Why the inversion of results from good to bad? Because Canada has had by far the fastest population growth rate in the G7, growing at an annualized rate of 1.1 per cent—more than twice the annual population growth rate of the G7 as a whole at 0.5 per cent. In aggregate, Canada’s population increased by 29.8 per cent during this time period compared to just 11.5 per cent in the entire G7.

Clearly, aggregate GDP growth is a poor tool for international comparisons. It’s also not a good way to assess changes in Canada’s performance over time because Canada’s rate of population growth has not been constant. Starting in 2016, sharply higher rates of immigration have led to a pronounced increase in population growth. This increase has effectively partially obscured historically weak economic growth per person over the same period.

Specifically, from 2015 to 2023, under the Trudeau government, inflation-adjusted per-person economic growth averaged just 0.3 per cent. For historical perspective, per-person economic growth was 0.8 per cent annually under Brian Mulroney, 2.4 per cent under Jean Chrétien and 2.0 per cent under Paul Martin.

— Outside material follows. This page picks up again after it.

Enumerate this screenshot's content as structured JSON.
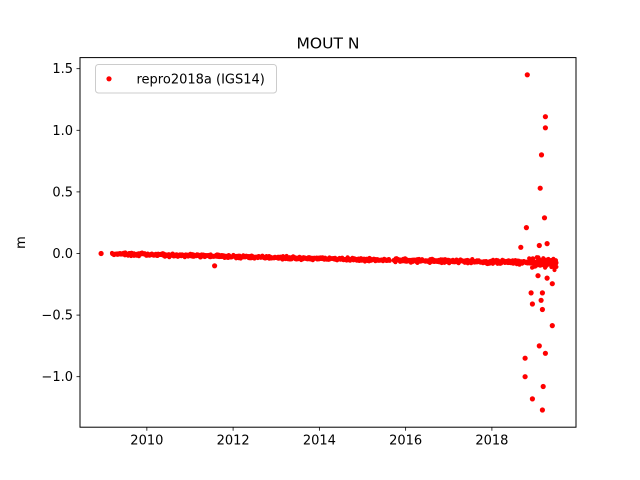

Due to Canada’s sharp increase in population growth in recent years, aggregate GDP growth is a misleading indicator for comparing economic growth performance across countries or time periods. Canada is not leading the G7, or doing well in historical terms, when it comes to economic growth measures that make simple adjustments for our rapidly growing population. In reality, we’ve become a growth laggard and our living standards have largely stagnated for the better part of a decade.